The first thing to say is that: lose weight and burn fat It needs not be a martyrdom. In fact with all Actual trends, it’s been a good time for get that idea out of our heads. Various nutritionists agree that it is much better to opt for less drastic measures, which are simple, healthy and sustainable, they end up being the best way to maintain a healthy body weight long-term.
1. Moderate fruit consumption
It is well known that Fruit is a fundamental part of all balanced diet. Regardless of the variant, the fruit is light, satiating, refreshing and very nutritious, it is a whole food that is loaded with antioxidants and fiber. Its benefits are numerous and forceful, consuming it will always be better than any processed product that contains refined sugar; it also fills us with energy and is a good ally for digestion. However when he goal is to lose weight, it is very important to limit portions to one or two servings per day, it could be the equivalent of like a cup of berries or a small to medium sized apple. While not all sugar is the same and that of the fruit is found in natural form, it is essential to know that some variants of fruits contain 15 to 30 grams per serving. Bet on consuming fruit in a controlled way or as a good alternative to fight sweet cravings, especially in people who have a sugar addiction.
Fruit./Photo: Trang Doan / Pexels
2. Limit consumption of grains and starchy vegetables
It is not about prohibiting the consumption of cereals, especially in their integral versions as is the case of oats, quinoa and brown rice; However you have to be cautious with the portions. It happens the same way with starchy vegetables, what They tend to be more caloric that many foods and of course when thinking that they are vegetables we usually eat them in excess and in preparations rich in fat and calories. The best recommendation is to limit yourself to the consumption of healthy carbohydrate sources like brown rice, whole grain breads and sprouted grains. In the case of the potato and sweet potato, try not to consume them daily and do not exceed one or two servings a day.
Potato stew. / Photo: Pixabay
3. Don’t go crazy with nuts
Yes of course nuts They’re a magnificent addition in any diet for lose weight and burn fat, not in vain the specialists recommend its daily consumption. They relate to a high in healthy fats, protein and minerals, They are also very satiating which directly benefits weight loss … but don’t go overboard. It’s very important to be conscious of the quantity that we consume, let’s not forget that they have a high fat content and therefore, calories. In fact, it is very recurrent that people tend to exceed their daily consumption, to be more precise: a tablespoon of nut butter has around 100 calories; a handful of nuts has a 150 calories. Therefore, if you want to lose weight, do not overdo it and use them as a supplement to enrich all kinds of dishes.
Nuts. / Photo: Shutterstock
4. Stop eating after dinner
by following a controlled and balanced diet, that includes a good breakfast, lunch, dinner and healthy snacks, you are contributing the optimal amount of food that the body needs to function well. So if you usually continue to eat after main meals, don’t be surprised by a weight gain since these unnecessary cravings only translate into unnecessary calories. Especially the habits of eat late night snacks, are usually the most difficult to overcome especially when it comes to sweet foods. In such a way that if it is late and you can’t resist the longing for something sugary, do not give in and choose to consume a piece of fruit, a cup of strawberries and accompany it with a tea. You will quench hunger and stand firm.

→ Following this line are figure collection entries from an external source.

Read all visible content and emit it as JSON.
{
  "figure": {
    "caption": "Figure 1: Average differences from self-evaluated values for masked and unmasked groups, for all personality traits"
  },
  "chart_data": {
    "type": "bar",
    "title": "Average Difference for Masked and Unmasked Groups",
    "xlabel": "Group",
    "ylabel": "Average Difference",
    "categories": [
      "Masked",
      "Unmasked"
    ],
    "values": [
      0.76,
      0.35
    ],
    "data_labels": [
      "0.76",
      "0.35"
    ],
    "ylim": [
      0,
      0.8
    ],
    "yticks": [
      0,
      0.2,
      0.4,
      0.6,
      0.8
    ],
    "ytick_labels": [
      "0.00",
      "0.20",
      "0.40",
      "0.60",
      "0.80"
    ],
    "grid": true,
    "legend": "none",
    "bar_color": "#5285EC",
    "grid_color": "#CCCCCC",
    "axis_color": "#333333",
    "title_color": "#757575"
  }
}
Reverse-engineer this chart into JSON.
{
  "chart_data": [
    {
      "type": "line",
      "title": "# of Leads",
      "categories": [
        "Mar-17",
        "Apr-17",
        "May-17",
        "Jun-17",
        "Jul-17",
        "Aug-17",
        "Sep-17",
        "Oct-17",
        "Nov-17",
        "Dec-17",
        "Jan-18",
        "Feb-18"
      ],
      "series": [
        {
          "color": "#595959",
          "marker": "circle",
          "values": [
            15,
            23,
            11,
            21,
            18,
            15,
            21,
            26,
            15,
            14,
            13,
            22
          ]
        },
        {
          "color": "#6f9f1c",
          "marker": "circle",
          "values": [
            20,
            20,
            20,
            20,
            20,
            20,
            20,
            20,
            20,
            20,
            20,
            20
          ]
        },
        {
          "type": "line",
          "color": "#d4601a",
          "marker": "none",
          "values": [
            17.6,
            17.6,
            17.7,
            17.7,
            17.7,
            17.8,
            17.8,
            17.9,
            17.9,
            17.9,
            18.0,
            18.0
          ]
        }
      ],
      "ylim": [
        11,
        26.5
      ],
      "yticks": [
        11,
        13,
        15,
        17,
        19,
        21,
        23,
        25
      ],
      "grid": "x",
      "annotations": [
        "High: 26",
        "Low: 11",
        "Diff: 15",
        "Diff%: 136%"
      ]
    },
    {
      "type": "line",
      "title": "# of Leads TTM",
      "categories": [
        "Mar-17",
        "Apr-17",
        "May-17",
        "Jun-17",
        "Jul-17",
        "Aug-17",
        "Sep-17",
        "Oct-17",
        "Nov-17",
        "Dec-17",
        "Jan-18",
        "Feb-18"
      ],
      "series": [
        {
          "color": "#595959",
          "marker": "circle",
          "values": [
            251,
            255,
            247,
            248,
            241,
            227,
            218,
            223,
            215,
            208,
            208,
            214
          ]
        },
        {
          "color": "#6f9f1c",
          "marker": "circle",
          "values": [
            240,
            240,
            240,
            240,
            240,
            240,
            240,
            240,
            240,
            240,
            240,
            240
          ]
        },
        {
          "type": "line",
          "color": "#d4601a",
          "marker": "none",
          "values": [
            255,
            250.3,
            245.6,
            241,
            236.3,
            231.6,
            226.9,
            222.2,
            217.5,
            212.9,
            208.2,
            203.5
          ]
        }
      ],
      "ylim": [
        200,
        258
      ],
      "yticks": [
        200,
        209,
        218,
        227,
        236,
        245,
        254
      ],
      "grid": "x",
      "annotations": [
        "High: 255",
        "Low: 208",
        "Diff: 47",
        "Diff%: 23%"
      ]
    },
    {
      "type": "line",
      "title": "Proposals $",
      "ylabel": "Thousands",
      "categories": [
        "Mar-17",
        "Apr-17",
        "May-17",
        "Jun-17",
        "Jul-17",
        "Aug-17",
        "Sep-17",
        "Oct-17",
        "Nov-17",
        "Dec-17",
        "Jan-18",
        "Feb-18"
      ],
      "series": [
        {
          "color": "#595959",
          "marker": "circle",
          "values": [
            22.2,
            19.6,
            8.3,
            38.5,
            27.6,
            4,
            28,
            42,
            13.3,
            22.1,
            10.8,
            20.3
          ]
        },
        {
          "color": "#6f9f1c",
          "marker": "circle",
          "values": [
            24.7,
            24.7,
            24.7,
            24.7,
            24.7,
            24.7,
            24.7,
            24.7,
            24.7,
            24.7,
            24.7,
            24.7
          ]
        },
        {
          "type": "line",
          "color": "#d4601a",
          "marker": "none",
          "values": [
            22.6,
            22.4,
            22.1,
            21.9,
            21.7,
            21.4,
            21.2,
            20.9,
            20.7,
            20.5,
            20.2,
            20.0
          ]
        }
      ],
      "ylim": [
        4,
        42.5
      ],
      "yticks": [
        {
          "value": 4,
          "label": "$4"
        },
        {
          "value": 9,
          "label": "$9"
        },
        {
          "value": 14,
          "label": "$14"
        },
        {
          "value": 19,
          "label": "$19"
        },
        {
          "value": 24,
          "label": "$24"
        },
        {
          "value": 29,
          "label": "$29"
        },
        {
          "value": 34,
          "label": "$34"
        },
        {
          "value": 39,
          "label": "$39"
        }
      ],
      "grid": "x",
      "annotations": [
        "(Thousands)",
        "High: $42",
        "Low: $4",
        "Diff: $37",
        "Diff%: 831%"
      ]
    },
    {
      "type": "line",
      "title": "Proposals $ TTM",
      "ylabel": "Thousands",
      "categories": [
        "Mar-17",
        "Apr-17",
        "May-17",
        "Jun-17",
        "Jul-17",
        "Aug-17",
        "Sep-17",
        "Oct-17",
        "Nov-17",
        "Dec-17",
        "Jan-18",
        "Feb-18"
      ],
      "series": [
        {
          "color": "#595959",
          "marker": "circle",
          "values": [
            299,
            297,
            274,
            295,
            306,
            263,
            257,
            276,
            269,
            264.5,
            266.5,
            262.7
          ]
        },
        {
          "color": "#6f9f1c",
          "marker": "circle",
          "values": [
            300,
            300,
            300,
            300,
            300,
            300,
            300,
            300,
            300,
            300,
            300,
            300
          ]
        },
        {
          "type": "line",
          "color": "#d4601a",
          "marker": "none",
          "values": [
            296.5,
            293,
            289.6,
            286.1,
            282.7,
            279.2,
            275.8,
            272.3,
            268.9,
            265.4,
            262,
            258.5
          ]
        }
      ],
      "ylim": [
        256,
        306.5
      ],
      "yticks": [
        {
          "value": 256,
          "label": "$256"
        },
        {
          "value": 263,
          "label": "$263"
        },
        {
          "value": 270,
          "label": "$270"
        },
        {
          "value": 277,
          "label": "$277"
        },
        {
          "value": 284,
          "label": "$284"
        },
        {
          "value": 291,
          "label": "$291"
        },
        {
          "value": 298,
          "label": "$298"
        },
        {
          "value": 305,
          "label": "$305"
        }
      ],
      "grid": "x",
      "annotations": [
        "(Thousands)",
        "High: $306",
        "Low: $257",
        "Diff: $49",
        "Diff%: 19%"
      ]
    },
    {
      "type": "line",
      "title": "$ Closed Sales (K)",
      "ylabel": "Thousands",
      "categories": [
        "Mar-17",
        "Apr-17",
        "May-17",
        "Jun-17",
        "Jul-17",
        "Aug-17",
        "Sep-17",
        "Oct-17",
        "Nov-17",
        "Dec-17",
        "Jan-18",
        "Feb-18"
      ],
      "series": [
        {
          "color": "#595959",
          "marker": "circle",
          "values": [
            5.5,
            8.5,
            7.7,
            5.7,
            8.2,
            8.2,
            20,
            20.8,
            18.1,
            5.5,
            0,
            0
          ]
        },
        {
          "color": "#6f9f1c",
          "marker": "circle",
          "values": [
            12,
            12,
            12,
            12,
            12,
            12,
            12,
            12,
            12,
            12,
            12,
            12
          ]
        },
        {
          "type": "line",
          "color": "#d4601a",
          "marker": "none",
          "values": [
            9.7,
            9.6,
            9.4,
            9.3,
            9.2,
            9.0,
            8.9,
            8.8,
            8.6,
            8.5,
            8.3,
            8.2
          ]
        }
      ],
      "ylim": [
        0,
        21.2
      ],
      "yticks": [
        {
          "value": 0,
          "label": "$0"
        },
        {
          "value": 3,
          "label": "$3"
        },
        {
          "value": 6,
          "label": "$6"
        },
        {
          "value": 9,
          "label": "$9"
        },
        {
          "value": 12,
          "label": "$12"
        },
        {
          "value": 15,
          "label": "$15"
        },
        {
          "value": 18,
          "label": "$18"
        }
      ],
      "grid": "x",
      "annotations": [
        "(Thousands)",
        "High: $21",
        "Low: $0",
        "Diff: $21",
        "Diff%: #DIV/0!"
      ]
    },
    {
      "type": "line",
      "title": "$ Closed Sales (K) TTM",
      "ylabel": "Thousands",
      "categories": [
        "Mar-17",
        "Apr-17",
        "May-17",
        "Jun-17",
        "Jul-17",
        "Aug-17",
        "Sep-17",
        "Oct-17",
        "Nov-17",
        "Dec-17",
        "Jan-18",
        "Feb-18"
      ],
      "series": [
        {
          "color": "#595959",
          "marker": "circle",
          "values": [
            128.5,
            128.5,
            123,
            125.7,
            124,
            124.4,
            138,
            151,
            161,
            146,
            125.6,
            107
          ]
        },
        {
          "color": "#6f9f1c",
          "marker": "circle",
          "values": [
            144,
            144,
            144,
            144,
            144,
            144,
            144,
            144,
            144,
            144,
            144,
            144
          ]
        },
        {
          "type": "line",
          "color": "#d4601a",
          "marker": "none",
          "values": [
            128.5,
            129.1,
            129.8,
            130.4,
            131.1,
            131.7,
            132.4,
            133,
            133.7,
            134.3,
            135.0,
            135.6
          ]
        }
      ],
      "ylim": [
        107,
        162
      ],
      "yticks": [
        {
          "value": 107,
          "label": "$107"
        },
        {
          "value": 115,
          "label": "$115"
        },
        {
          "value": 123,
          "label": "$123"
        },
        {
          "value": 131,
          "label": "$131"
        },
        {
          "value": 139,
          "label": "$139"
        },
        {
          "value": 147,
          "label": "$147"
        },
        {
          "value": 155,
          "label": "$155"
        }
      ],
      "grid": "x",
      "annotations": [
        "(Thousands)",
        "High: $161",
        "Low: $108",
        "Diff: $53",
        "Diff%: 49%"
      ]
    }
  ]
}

Dinner. / Photo: Shutterstock
5. Monitor your daily food intake
Be aware of what we eat throughout the day can completely change our perception and on many occasions there is the answer to the failures to lose weight. There is research, which supports that have a control of what we consume throughout the day, helps eat less. Today there are very good apps that facilitate dynamics, you can also have a notebook intended for it or even use the notes section on your phone. Some types to make it easier for you to join:
Write down what you eat at each meal, including drinks, side dishes and dressings.
Record separately the intake of fruits, grains and starchy vegetables.

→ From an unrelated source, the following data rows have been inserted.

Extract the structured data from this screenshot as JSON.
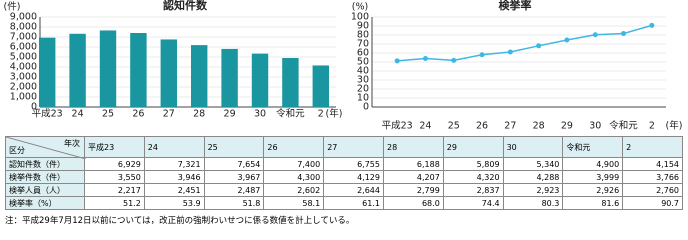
{
  "chart_data": [
    {
      "type": "bar",
      "title": "認知件数",
      "y_label": "(件)",
      "x_label": "(年)",
      "categories": [
        "平成23",
        "24",
        "25",
        "26",
        "27",
        "28",
        "29",
        "30",
        "令和元",
        "2"
      ],
      "values": [
        6929,
        7321,
        7654,
        7400,
        6755,
        6188,
        5809,
        5340,
        4900,
        4154
      ],
      "color": "#1a96a1",
      "ylim": [
        0,
        9000
      ],
      "yticks": [
        0,
        {
          "value": 1000,
          "label": "1,000"
        },
        {
          "value": 2000,
          "label": "2,000"
        },
        {
          "value": 3000,
          "label": "3,000"
        },
        {
          "value": 4000,
          "label": "4,000"
        },
        {
          "value": 5000,
          "label": "5,000"
        },
        {
          "value": 6000,
          "label": "6,000"
        },
        {
          "value": 7000,
          "label": "7,000"
        },
        {
          "value": 8000,
          "label": "8,000"
        },
        {
          "value": 9000,
          "label": "9,000"
        }
      ],
      "grid": true
    },
    {
      "type": "line",
      "title": "検挙率",
      "y_label": "(%)",
      "x_label": "(年)",
      "categories": [
        "平成23",
        "24",
        "25",
        "26",
        "27",
        "28",
        "29",
        "30",
        "令和元",
        "2"
      ],
      "values": [
        51.2,
        53.9,
        51.8,
        58.1,
        61.1,
        68.0,
        74.4,
        80.3,
        81.6,
        90.7
      ],
      "color": "#3fb7e4",
      "ylim": [
        0,
        100
      ],
      "yticks": [
        0,
        10,
        20,
        30,
        40,
        50,
        60,
        70,
        80,
        90,
        100
      ],
      "grid": true
    }
  ],
  "table": {
    "corner": [
      "年次",
      "区分"
    ],
    "columns": [
      "平成23",
      "24",
      "25",
      "26",
      "27",
      "28",
      "29",
      "30",
      "令和元",
      "2"
    ],
    "rows": [
      {
        "label": "認知件数（件）",
        "cells": [
          "6,929",
          "7,321",
          "7,654",
          "7,400",
          "6,755",
          "6,188",
          "5,809",
          "5,340",
          "4,900",
          "4,154"
        ]
      },
      {
        "label": "検挙件数（件）",
        "cells": [
          "3,550",
          "3,946",
          "3,967",
          "4,300",
          "4,129",
          "4,207",
          "4,320",
          "4,288",
          "3,999",
          "3,766"
        ]
      },
      {
        "label": "検挙人員（人）",
        "cells": [
          "2,217",
          "2,451",
          "2,487",
          "2,602",
          "2,644",
          "2,799",
          "2,837",
          "2,923",
          "2,926",
          "2,760"
        ]
      },
      {
        "label": "検挙率（%）",
        "cells": [
          "51.2",
          "53.9",
          "51.8",
          "58.1",
          "61.1",
          "68.0",
          "74.4",
          "80.3",
          "81.6",
          "90.7"
        ]
      }
    ]
  },
  "note": "注：平成29年7月12日以前については，改正前の強制わいせつに係る数値を計上している。"
}
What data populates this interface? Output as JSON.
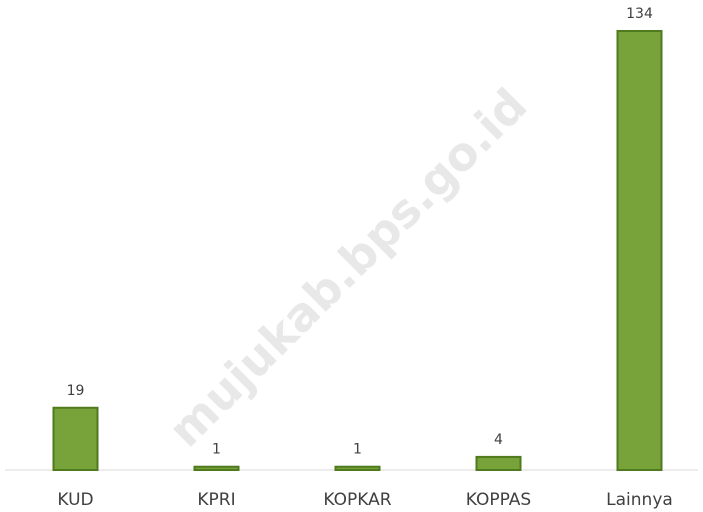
{
  "chart_data": {
    "type": "bar",
    "categories": [
      "KUD",
      "KPRI",
      "KOPKAR",
      "KOPPAS",
      "Lainnya"
    ],
    "values": [
      19,
      1,
      1,
      4,
      134
    ],
    "color": "#78a33a",
    "watermark": "mujukab.bps.go.id"
  }
}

Record the consumption of natural water per day.
Write down the cravings that occur and which ones do you meet.
Record per day (upon awakening) the quality of sleep and how many hours Do you sleep.

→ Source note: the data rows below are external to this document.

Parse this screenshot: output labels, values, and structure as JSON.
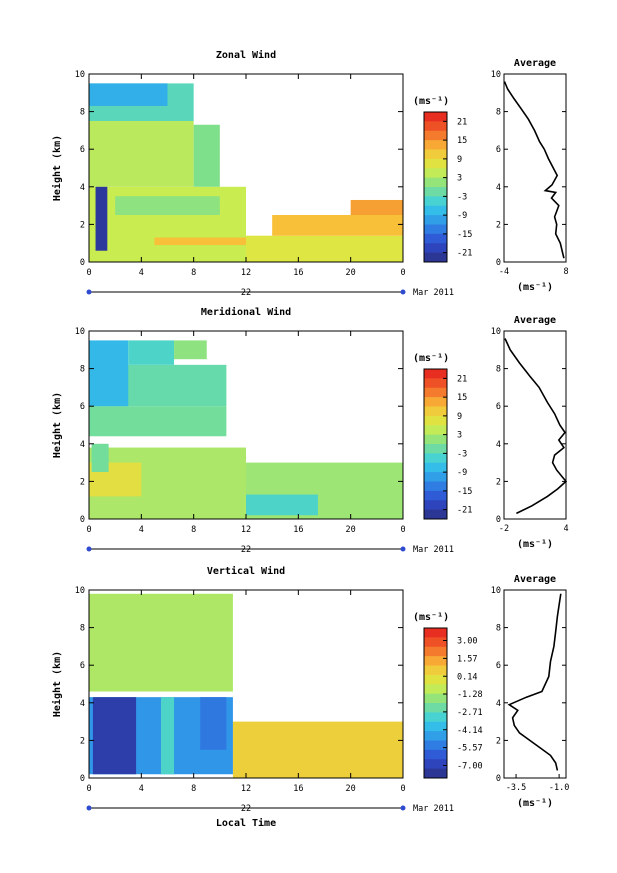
{
  "chart_data": [
    {
      "type": "heatmap",
      "title": "Zonal Wind",
      "ylabel": "Height (km)",
      "xlim": [
        0,
        24
      ],
      "ylim": [
        0,
        10
      ],
      "x_ticks": [
        "0",
        "4",
        "8",
        "12",
        "16",
        "20",
        "0"
      ],
      "y_ticks": [
        "0",
        "2",
        "4",
        "6",
        "8",
        "10"
      ],
      "date_label": "22",
      "month_label": "Mar 2011",
      "colorbar": {
        "unit": "(ms⁻¹)",
        "range": [
          -24,
          24
        ],
        "ticks": [
          "21",
          "15",
          "9",
          "3",
          "-3",
          "-9",
          "-15",
          "-21"
        ],
        "tick_values": [
          21,
          15,
          9,
          3,
          -3,
          -9,
          -15,
          -21
        ]
      },
      "profile": {
        "title": "Average",
        "xlabel": "(ms⁻¹)",
        "xlim": [
          -4,
          8
        ],
        "ylim": [
          0,
          10
        ],
        "x_ticks": [
          "-4",
          "8"
        ],
        "y_ticks": [
          "0",
          "2",
          "4",
          "6",
          "8",
          "10"
        ],
        "series": {
          "x": [
            7.6,
            6.9,
            6.0,
            6.2,
            5.8,
            6.6,
            5.2,
            6.0,
            4.0,
            5.3,
            6.3,
            4.6,
            3.8,
            2.9,
            1.9,
            0.7,
            -0.8,
            -2.1,
            -3.3,
            -3.9
          ],
          "y": [
            0.2,
            1.0,
            1.5,
            2.0,
            2.4,
            3.0,
            3.4,
            3.7,
            3.8,
            4.1,
            4.6,
            5.5,
            6.0,
            6.4,
            7.0,
            7.6,
            8.2,
            8.7,
            9.2,
            9.6
          ]
        }
      },
      "regions": [
        {
          "t": [
            0,
            12
          ],
          "h": [
            0,
            4
          ],
          "v": 5
        },
        {
          "t": [
            12,
            24
          ],
          "h": [
            0,
            1.4
          ],
          "v": 7
        },
        {
          "t": [
            14,
            24
          ],
          "h": [
            1.4,
            2.5
          ],
          "v": 12
        },
        {
          "t": [
            20,
            24
          ],
          "h": [
            2.5,
            3.3
          ],
          "v": 14
        },
        {
          "t": [
            0,
            8
          ],
          "h": [
            4,
            7.5
          ],
          "v": 4
        },
        {
          "t": [
            8,
            10
          ],
          "h": [
            4,
            7.3
          ],
          "v": 0
        },
        {
          "t": [
            0,
            8
          ],
          "h": [
            7.5,
            9.5
          ],
          "v": -3
        },
        {
          "t": [
            0,
            6
          ],
          "h": [
            8.3,
            9.5
          ],
          "v": -9
        },
        {
          "t": [
            0.5,
            1.4
          ],
          "h": [
            0.6,
            4
          ],
          "v": -22
        },
        {
          "t": [
            5,
            12
          ],
          "h": [
            0.9,
            1.3
          ],
          "v": 12
        },
        {
          "t": [
            2,
            10
          ],
          "h": [
            2.5,
            3.5
          ],
          "v": 1
        }
      ]
    },
    {
      "type": "heatmap",
      "title": "Meridional Wind",
      "ylabel": "Height (km)",
      "xlim": [
        0,
        24
      ],
      "ylim": [
        0,
        10
      ],
      "x_ticks": [
        "0",
        "4",
        "8",
        "12",
        "16",
        "20",
        "0"
      ],
      "y_ticks": [
        "0",
        "2",
        "4",
        "6",
        "8",
        "10"
      ],
      "date_label": "22",
      "month_label": "Mar 2011",
      "colorbar": {
        "unit": "(ms⁻¹)",
        "range": [
          -24,
          24
        ],
        "ticks": [
          "21",
          "15",
          "9",
          "3",
          "-3",
          "-9",
          "-15",
          "-21"
        ],
        "tick_values": [
          21,
          15,
          9,
          3,
          -3,
          -9,
          -15,
          -21
        ]
      },
      "profile": {
        "title": "Average",
        "xlabel": "(ms⁻¹)",
        "xlim": [
          -2,
          4
        ],
        "ylim": [
          0,
          10
        ],
        "x_ticks": [
          "-2",
          "4"
        ],
        "y_ticks": [
          "0",
          "2",
          "4",
          "6",
          "8",
          "10"
        ],
        "series": {
          "x": [
            -0.8,
            0.7,
            2.2,
            3.2,
            4.0,
            3.1,
            2.7,
            2.9,
            3.8,
            3.3,
            3.9,
            3.4,
            2.9,
            2.2,
            1.4,
            0.5,
            -0.5,
            -1.4,
            -1.9
          ],
          "y": [
            0.3,
            0.7,
            1.2,
            1.6,
            2.0,
            2.6,
            3.0,
            3.4,
            3.8,
            4.2,
            4.6,
            5.0,
            5.6,
            6.2,
            7.0,
            7.6,
            8.3,
            9.0,
            9.6
          ]
        }
      },
      "regions": [
        {
          "t": [
            0,
            12
          ],
          "h": [
            0,
            3.8
          ],
          "v": 3
        },
        {
          "t": [
            12,
            24
          ],
          "h": [
            0,
            3
          ],
          "v": 2
        },
        {
          "t": [
            12,
            17.5
          ],
          "h": [
            0.2,
            1.3
          ],
          "v": -4
        },
        {
          "t": [
            0,
            10.5
          ],
          "h": [
            4.4,
            6
          ],
          "v": -1
        },
        {
          "t": [
            0,
            10.5
          ],
          "h": [
            6,
            8.2
          ],
          "v": -2
        },
        {
          "t": [
            0,
            3
          ],
          "h": [
            6,
            9.5
          ],
          "v": -8
        },
        {
          "t": [
            3,
            6.5
          ],
          "h": [
            8.2,
            9.5
          ],
          "v": -4
        },
        {
          "t": [
            6.5,
            9
          ],
          "h": [
            8.5,
            9.5
          ],
          "v": 1
        },
        {
          "t": [
            0,
            4
          ],
          "h": [
            1.2,
            3
          ],
          "v": 8
        },
        {
          "t": [
            0.2,
            1.5
          ],
          "h": [
            2.5,
            4
          ],
          "v": -1
        }
      ]
    },
    {
      "type": "heatmap",
      "title": "Vertical Wind",
      "xlabel": "Local Time",
      "ylabel": "Height (km)",
      "xlim": [
        0,
        24
      ],
      "ylim": [
        0,
        10
      ],
      "x_ticks": [
        "0",
        "4",
        "8",
        "12",
        "16",
        "20",
        "0"
      ],
      "y_ticks": [
        "0",
        "2",
        "4",
        "6",
        "8",
        "10"
      ],
      "date_label": "22",
      "month_label": "Mar 2011",
      "colorbar": {
        "unit": "(ms⁻¹)",
        "range": [
          -8,
          4
        ],
        "ticks": [
          "3.00",
          "1.57",
          "0.14",
          "-1.28",
          "-2.71",
          "-4.14",
          "-5.57",
          "-7.00"
        ],
        "tick_values": [
          3.0,
          1.57,
          0.14,
          -1.28,
          -2.71,
          -4.14,
          -5.57,
          -7.0
        ]
      },
      "profile": {
        "title": "Average",
        "xlabel": "(ms⁻¹)",
        "xlim": [
          -4.2,
          -0.6
        ],
        "ylim": [
          0,
          10
        ],
        "x_ticks": [
          "-3.5",
          "-1.0"
        ],
        "y_ticks": [
          "0",
          "2",
          "4",
          "6",
          "8",
          "10"
        ],
        "series": {
          "x": [
            -1.1,
            -1.2,
            -1.5,
            -2.1,
            -2.7,
            -3.3,
            -3.6,
            -3.7,
            -3.4,
            -3.9,
            -2.9,
            -2.0,
            -1.6,
            -1.5,
            -1.3,
            -1.2,
            -1.1,
            -1.0,
            -0.9
          ],
          "y": [
            0.4,
            0.8,
            1.2,
            1.6,
            2.0,
            2.4,
            2.8,
            3.2,
            3.6,
            3.9,
            4.3,
            4.6,
            5.4,
            6.2,
            7.0,
            7.8,
            8.6,
            9.2,
            9.8
          ]
        }
      },
      "regions": [
        {
          "t": [
            11,
            24
          ],
          "h": [
            0,
            3
          ],
          "v": 0.5
        },
        {
          "t": [
            0,
            11
          ],
          "h": [
            4.6,
            9.8
          ],
          "v": -1.2
        },
        {
          "t": [
            0,
            11
          ],
          "h": [
            0.2,
            4.3
          ],
          "v": -4.8
        },
        {
          "t": [
            0.3,
            3.6
          ],
          "h": [
            0.2,
            4.3
          ],
          "v": -7.2
        },
        {
          "t": [
            5.5,
            6.5
          ],
          "h": [
            0.2,
            4.3
          ],
          "v": -3
        },
        {
          "t": [
            8.5,
            10.5
          ],
          "h": [
            1.5,
            4.3
          ],
          "v": -5.5
        }
      ]
    }
  ]
}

It is recommended to integrate how you feel and monitor your body weight once a week (without obsessing).
Diet. / Photo: Shutterstock
6. Drink more water
We will not tire of repeating it: drinking water is indispensable in weight loss, the elimination of toxins and the good functioning of the whole organism. Make sure you consume it in the correct proportion, a good formula: toTip to your weight divided by two in ounces and you will get the ideal amount. So if you weigh 200 pounds, that’s 100 ounces of water, or 12.5 8-ounce glasses. Also try to drink more water the days you exercise, when you feel a headache or anxiety about eating The water is incredibly satisfying and in fact on many occasions we usually confuse hunger with thirst.